Two further points that I'm sure you will hear: 1) the Urban American COMMUNity jabbering about 'disenfranchisement' (and please, dear friends, don't cringe when you hear them say it - just rip their tongue out by the roots ). Casting an electronic ballot is like erasing files from your hard drive - the AccuVote machine will essentially ask you, "ARE YOU SURE YOU WANT TO DO THIS?!?" before you commit yourself. The cards can be programmed to accomodate virtually ANYBODY that wishes to cast a ballot. Are you as blind as a bat? No problem - those fuckers can display a font so large, it can be seen from orbit. The one thing that it can't accomodate is abject stupidity. For anybody to think that states as far left as Kalifornia, as far right as Georgia, as well as the FEC, would sanction a system that would cause voters chronic problems - well, just stay out of my neighborhood. You're dangerous.

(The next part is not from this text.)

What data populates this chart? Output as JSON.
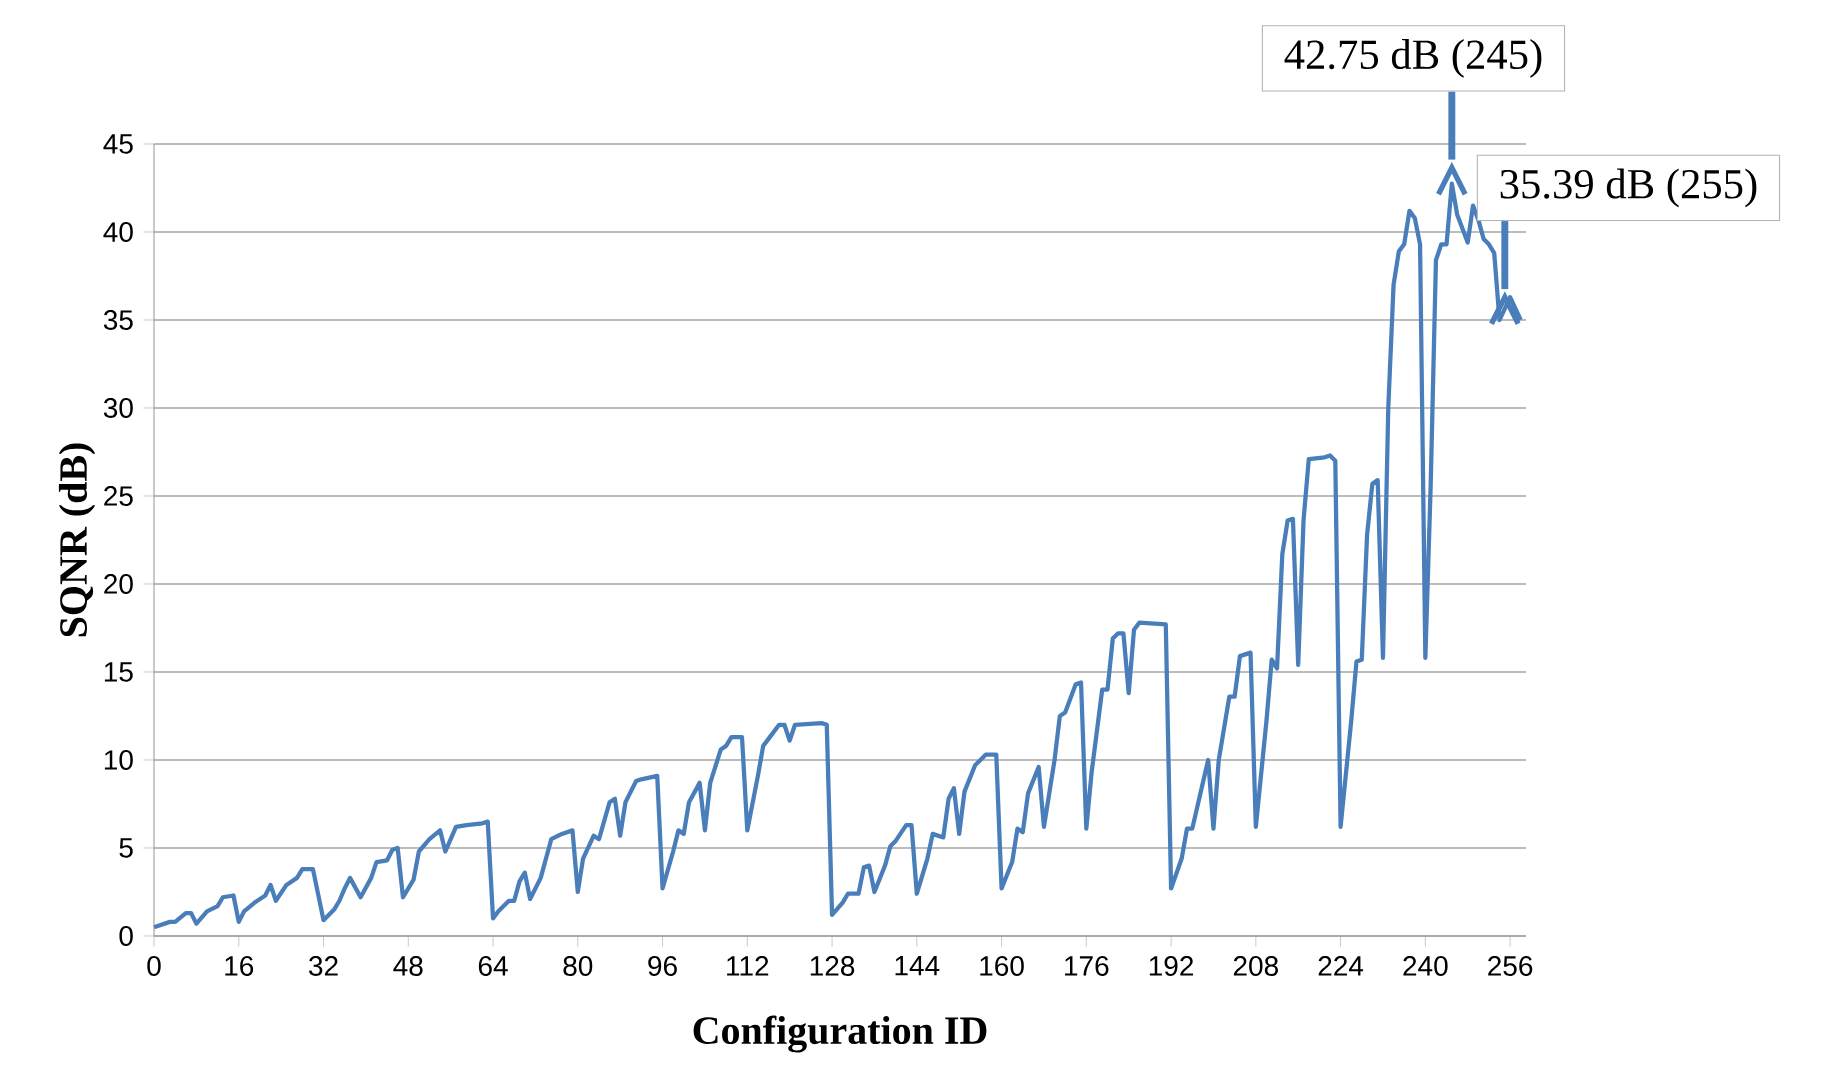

And, finally - for the moment - for those of you that think these machines can be hacked, you're theoretically right. Theoretically, in the same way that I could theoretically use this computer to hack into Cheyenne Mountain's tactical database, and find a way to toss a few nukes at Toronto. Snowballs will be voting Hell as their Number One vacation spot before it happens. Face it, X-Files fans, these machines - right down to my server - are STANDALONE, until I dial up the Secretary of State's office. And at NO TIME are they cabled together to talk to each other. It's a magic trick, and good magicians never give away their secrets.
All it takes is a few imcompetent volunteers to send the paranoids running around in circles with their asses in their hands. :D
Any more silly questions? Tinfoil hat theories? Good. Now get your asses outta my yard.